To me though, the heart and soul of this book is the illumination of John Warry’s narrative by Jeff Burn’s gripping, grimy and grim art, exemplified by the Spartan warrior on page 47, who you could imagine doing nothing else but killing less well trained foes. The runner-up for scariest depiction is the Thracian peltast on page 50, who looks so dirty you can smell him.

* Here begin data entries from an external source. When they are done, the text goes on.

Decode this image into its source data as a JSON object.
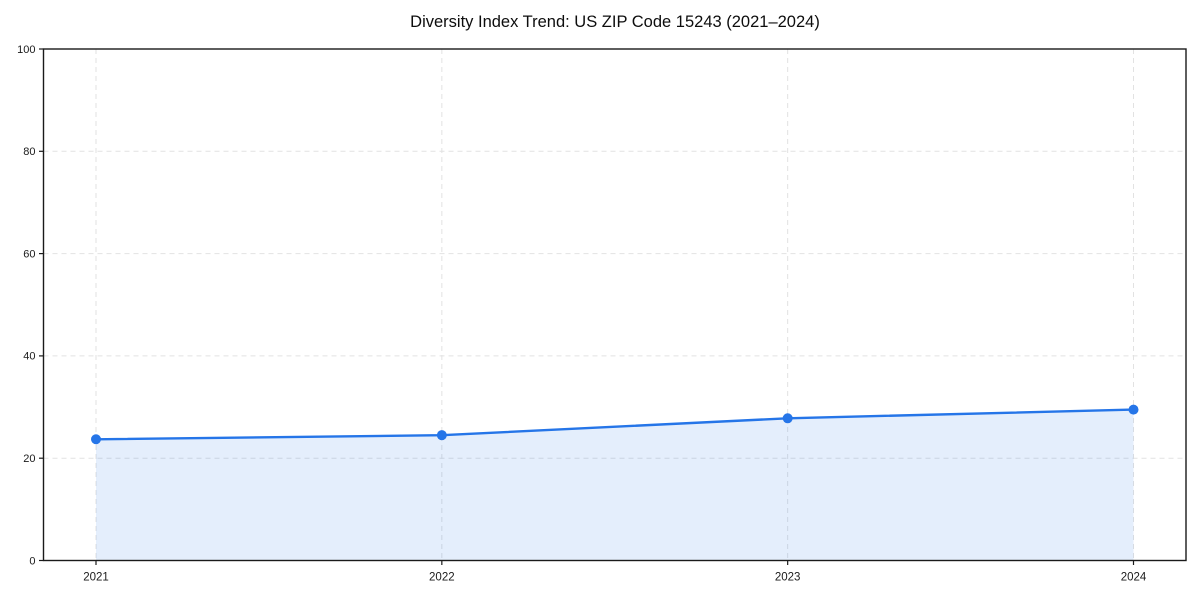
{
  "chart_data": {
    "type": "area",
    "title": "Diversity Index Trend: US ZIP Code 15243 (2021–2024)",
    "categories": [
      "2021",
      "2022",
      "2023",
      "2024"
    ],
    "values": [
      23.7,
      24.5,
      27.8,
      29.5
    ],
    "series_name": "Diversity Index",
    "xlabel": "",
    "ylabel": "",
    "ylim": [
      0,
      100
    ],
    "yticks": [
      0,
      20,
      40,
      60,
      80,
      100
    ],
    "grid": true,
    "grid_style": "dashed",
    "legend_position": "none",
    "line_color": "#2575e8",
    "fill_opacity": 0.12,
    "grid_color": "#e2e2e2",
    "axis_color": "#1a1a1a",
    "tick_label_color": "#1a1a1a",
    "background_color": "#ffffff"
  }
}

As I look at the box spanning two pages dominated by this dirty Thracian, let me describe how well presented the subject is:
The six-inch tall Thracian has a caption to the left, next to his head, that continues down to the right.
To the right is a sequential series of six two-inch tall black & white figures demonstrating his javelin casting technique, with a caption below explaining the sequence.
Beneath, and to the right, is a god’s-eye-view of a 40 [half-inch tall figures] man hoplite formation facing 14 of these peltast skirmishers, with a caption describing the skirmishing tactics.
Beneath, and to the right, is two three-inch high black & whites of other types of ethnic peltasts, at rest, and on the march, with a caption describing their load-bearing techniques while on campaign.
What I just described is nothing more than a subject-box spanning half of two pages. Whether you are an experimental combat enthusiast, movie stunt coordinator, historian, wargamer, or an author writing historical fiction or narrative, this kind of sourcebook is indispensible. I hope, for your sake, that it is still in print, because you cannot borrow mine.